The economy is forecast to grow by 3.9% this year.


"Early indications suggest solid growth in the first quarter this year," Paschal Donohoe said in a statement today, pointing to strong data on employment, tax collection, retail sales and from purchasing managers' indexes. 

"Of course, we are now heading into a precarious trading environment as a result of the spread of coronavirus," he said. 

"While primarily a public health and well-being issue, the economic impacts have the potential to be significant," he added. 

The CSO noted that almost all sectors of the economy recorded growth last year. 

Across the larger sectors, industry grew by 4% in volume terms while the information and communication sector grew by 18.5%. 

In the domestically driven sectors, construction recorded growth of 5.8% during the year while distribution, transport, hotels and restaurants grew by 1.7%. 

The agriculture, forestry and fishing sector saw growth of 24.3% in the year, the CSO added.

Today's figures show that capital Investment, driven by Intellectual Property Products, rose by €69.8 billion during 2019.

Personal Consumption Expenditure, which accounts for almost 38% of domestic demand, increased by 2.8% compared with the previous year.



Government expenditure also increased by 5.6% over the same period. 

The CSO said that exports grew 11.1% during the year while imports increased by 35.6%. 

The volitile nature of Irish GDP is due to the large cluster of multinational companies operating here, and the relevance of the headline figure has, as such, diminished over the past years. 

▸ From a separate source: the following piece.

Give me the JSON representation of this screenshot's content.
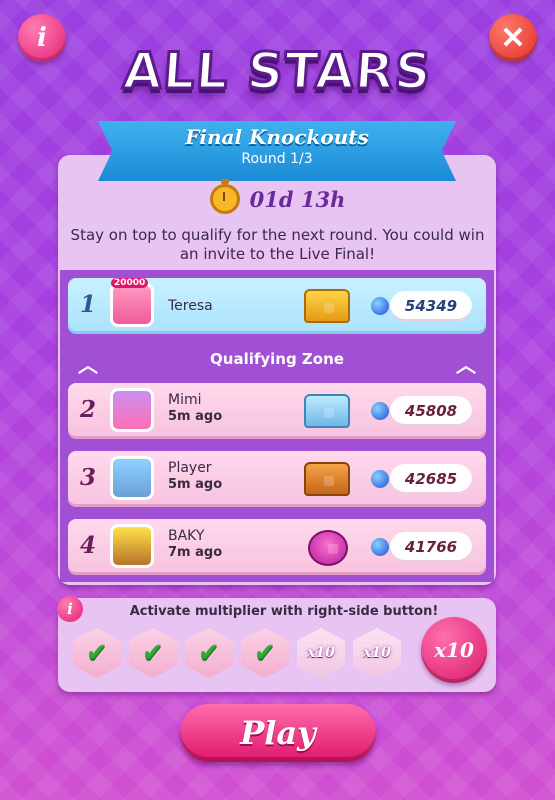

While such distortions have inflated growth to 8.2% in 2018 and 8.1% in 2017, a range of other more stable data points to very strong growth in the real economy throughout the period. 

Unemployment has fallen to 4.8% from a peak of 16% in 2012, when the country was midway through an international bailout following an economic crash a decade ago. 

The CSO has phased in new measures which strip out some of the distorting globalised activities. One such measure, modified domestic demand, expanded by 3% last year.